Muslim college in Midlands is running sharia law court
From the Sunday Mercury of Birmingham
A MUSLIM college in the Midlands is running the UK’s first official sharia law court.
The Muslim Arbitration Tribunal has already used sharia law to decide the outcome of more than 100 civil disputes between Muslims across the UK since it opened its doors last December.
The tribunal, which operates alongside the British legal system, was set up by scholars and lawyers at Hijaz College Islamic University in Nuneaton, Warwickshire.
The Archbishop of Canterbury prompted controversy when he said use of certain aspects of sharia law seemed “unavoidable”.
And recently, the Lord Chief Justice, Lord Phillips, said there was no reason why it could not be used for contractual agreements and marital disputes.
But in some Muslim countries punishments handed out under the legal system have included beheadings, public floggings and thieves’ hands being chopped off.
Faisal Aqtab Siddiqi, a commercial law barrister and head of Hijaz College, who has sat in judgment at a number of the tribunals, said British society was not ready for such punishments. And we never will be either!
But he added that if society became more ‘civilised’ then those who broke the law should expect to receive the highest degree of punishment.
Last night, the Bishop of Rochester, the Right Reverend Dr Michael Nazir-Ali, who was born in Pakistan and has both a Christian and Muslim family background, said he was concerned that people might feel coerced into accepting sharia-based arbitration.
Cases already heard in Nuneaton include an inheritance dispute between three sisters and their two brothers, a divorce and a neighbour dispute.
In the inheritance case the men were given double their sisters’ inheritance. Which is exactly what Sharia law decrees of course.
The divorce hearing ruled that a Somalian woman should be granted an Islamic khula (annulment) despite her husband’s strong objections.
The college opened as an Islamic school for boys in 1994 and has since grown into an internationally renowned campus. It teaches Islamic studies and Islamic law alongside a secular education of GCSEs and A Levels.
Between 10 and 15 tribunals are held each month in an informal office at the college, which occupies the former stately home, Higham Hall.
The court conducts its ground-breaking business just a stone’s throw from a Muslim equivalent of a mausoleum, containing the ‘grave’ of the college’s founder – the only building of its kind in Europe.
Islamic scholars and lawyers sitting on the tribunal use only sharia law, derived from several sources including the Koran, to decide a wide range of civil disputes involving issues such as divorce, inheritance, and tenancy.
But unlike unofficial sharia courts, which have operated on an ad-hoc basis from UK mosques for some time, the Muslim Arbitration Tribunal does have binding legal status.
Its proceedings are operating in tandem with the British legal system, and decisions challenged by the losing party will be upheld by a county court bailiff or high court sheriff.

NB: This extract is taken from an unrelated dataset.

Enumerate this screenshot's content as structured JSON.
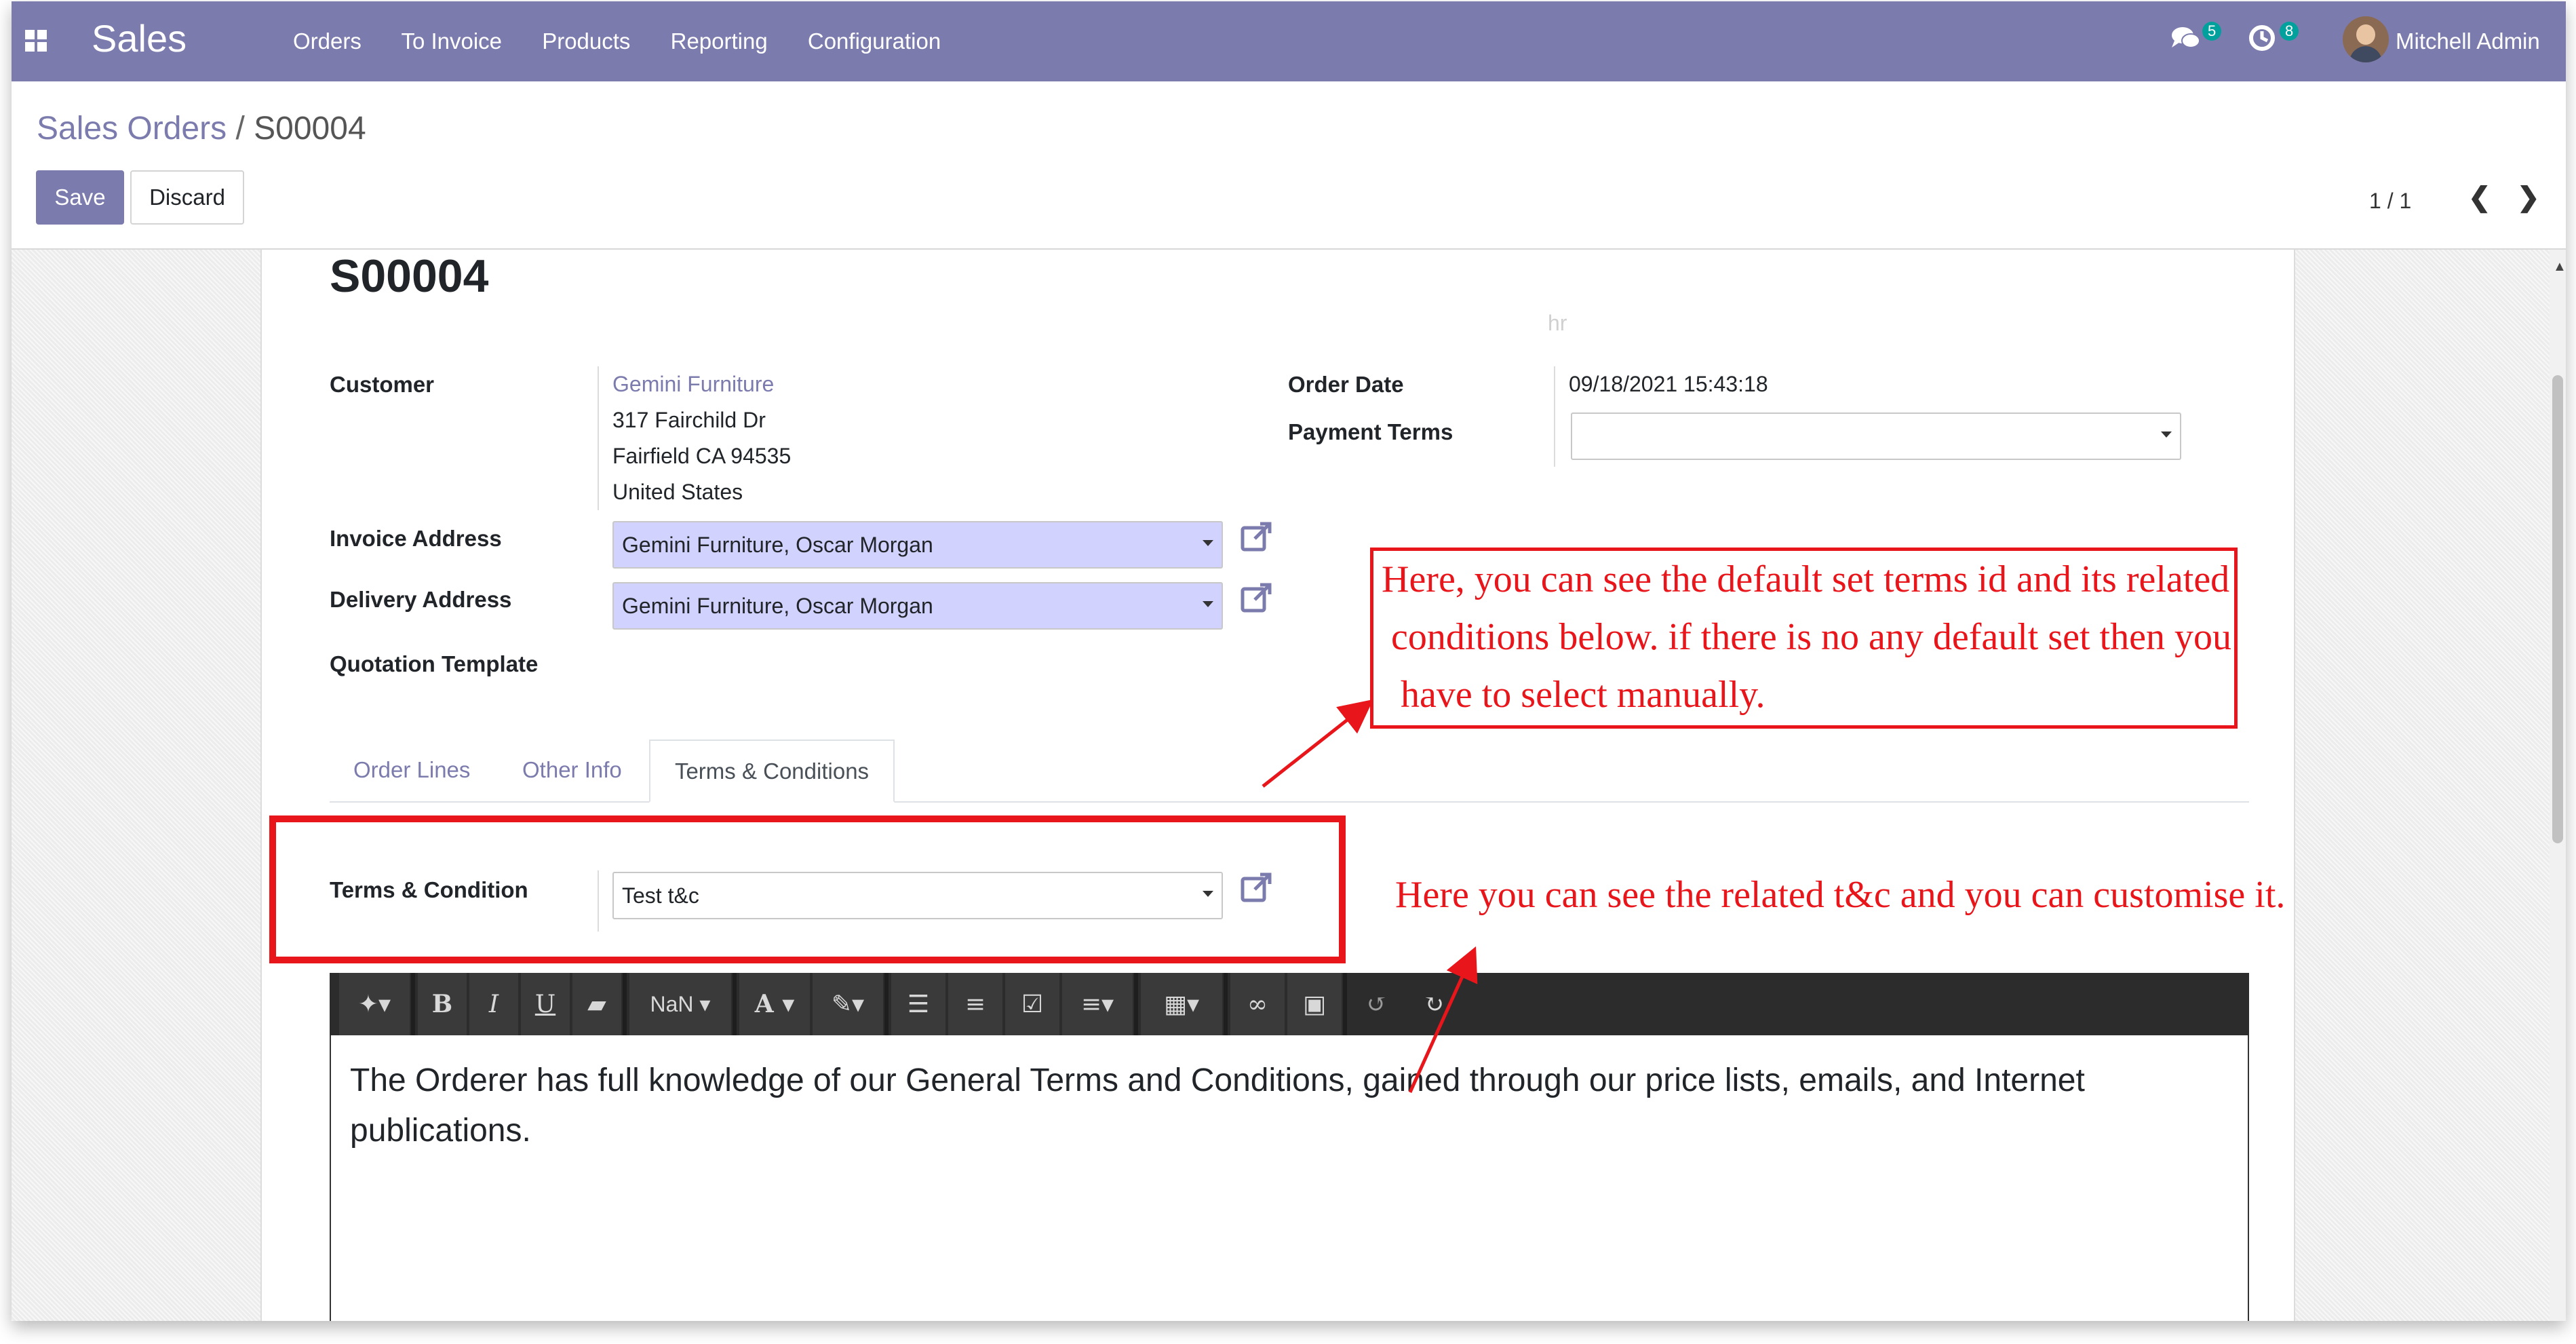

The Nuneaton-based tribunal cannot force anyone to come within its jurisdication. But once someone agrees to settle a dispute at the tribunal, he or she is bound in English law to abide by the court’s decision.
That still does not make it “Official”? I have only been retired from the Ministry of Justice for 4 months – I have heard of no Act of Parliament incorporating any Sharia Court under a new Administration of Justice Act. I think the Nuneaton “Court” is using a little touch of kitman (Islamicly mandated lies to the infidel) on the reporter here.

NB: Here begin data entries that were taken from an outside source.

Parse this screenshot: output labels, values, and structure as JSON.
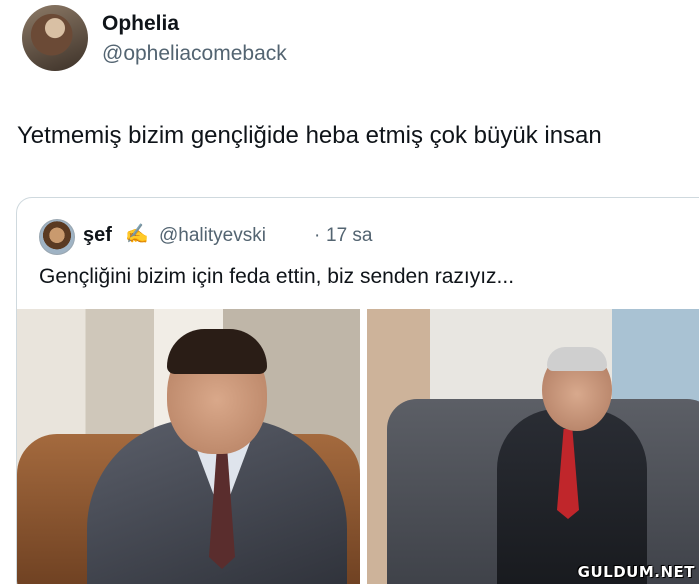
{
  "author": {
    "display_name": "Ophelia",
    "handle": "@opheliacomeback"
  },
  "tweet": {
    "text": "Yetmemiş bizim gençliğide heba etmiş çok büyük insan"
  },
  "quoted_tweet": {
    "display_name": "şef",
    "name_emoji": "✍️",
    "handle": "@halityevski",
    "separator": "·",
    "time": "17 sa",
    "text": "Gençliğini bizim için feda ettin, biz senden razıyız...",
    "media": [
      {
        "kind": "photo",
        "icon": "photo-vintage-portrait"
      },
      {
        "kind": "photo",
        "icon": "photo-seated-on-sofa"
      }
    ]
  },
  "watermark": "GULDUM.NET"
}
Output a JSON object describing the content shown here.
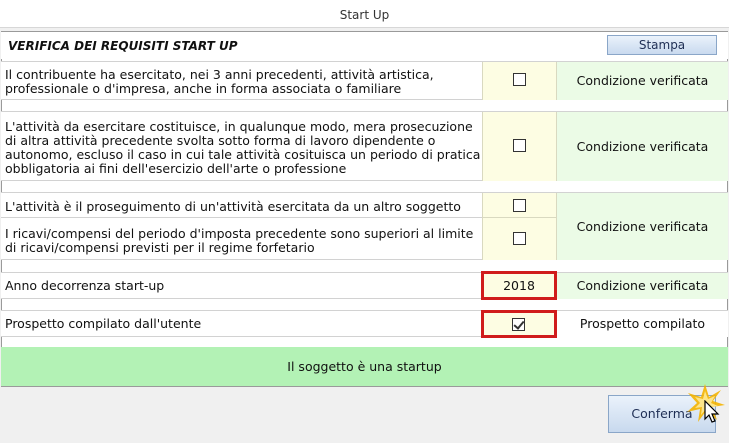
{
  "window": {
    "title": "Start Up"
  },
  "header": {
    "title": "VERIFICA DEI REQUISITI START UP",
    "print_label": "Stampa"
  },
  "rows": [
    {
      "text": "Il contribuente ha esercitato, nei 3 anni precedenti, attività artistica, professionale o d'impresa, anche in forma associata o familiare",
      "checked": false,
      "status": "Condizione verificata"
    },
    {
      "text": "L'attività da esercitare costituisce, in qualunque modo, mera prosecuzione di altra attività precedente svolta sotto forma di lavoro dipendente o autonomo, escluso il caso in cui tale attività cosituisca un periodo di pratica obbligatoria ai fini dell'esercizio dell'arte o professione",
      "checked": false,
      "status": "Condizione verificata"
    },
    {
      "text": "L'attività è il proseguimento di un'attività esercitata da un altro soggetto",
      "checked": false
    },
    {
      "text": "I ricavi/compensi del periodo d'imposta precedente sono superiori al limite di ricavi/compensi previsti per il regime forfetario",
      "checked": false,
      "status": "Condizione verificata"
    }
  ],
  "year_row": {
    "label": "Anno decorrenza start-up",
    "value": "2018",
    "status": "Condizione verificata"
  },
  "compiled_row": {
    "label": "Prospetto compilato dall'utente",
    "checked": true,
    "status": "Prospetto compilato"
  },
  "result": "Il soggetto è una startup",
  "confirm_label": "Conferma",
  "colors": {
    "check_bg": "#fdfde3",
    "status_bg": "#ebfbe6",
    "result_bg": "#b3f2b5",
    "highlight": "#d01c1c"
  }
}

The Muslim Arbitration Tribunal may sound “official” but it is NOT, I repeat NOT part of the Ministry of Justice’s, Tribunal Service.
What this does show is how unwise the Lord Chief Justice was in his comments in Whitechapel this summer.
The head of the college spoke at length to the reporter as to why the decisions were made. Anyone reading them will be able to make up their own mind how undesirable Sharia law is.
Posted on 09/07/2008 9:33 AM by Esmerelda Weatherwax
8 Sep 2008
Under English civil law it is allowed for two parties, if they both agree, to have civil arbitration (which seems to include inheritance and divorce) settled by a third party - obviously no contravention of human rights or other legislation must take place. As an independent body the third party would not be part of the Tribunal Service.
Various Beth Din operate under this provision, arbitrating sometimes between fairly large companies as well as individuals, though the companied must be privately owned. The Beth Din only hear disputes between jewish parties.
The Shariah court mentioned here seems to 'offical' in the same sense as Beth Din.
9 Sep 2008
That is true JR except that the Beth Din don't lie to the men and women who come before them. My experiences with the beth Din were very positive. I cannot imagine a member of the Beth Din teling a Jewish woman who wanted a get from her husband what the Somali woman was told by this commercial law barrister
"Although she was also married to him under British law, there was no need for her to get a British divorce. She was able to get an islamic one much quicker"
That would leave the woman unable to remarry under British Civil law and thus get the protection of current matrimonial legislation. That's reprehensible advice.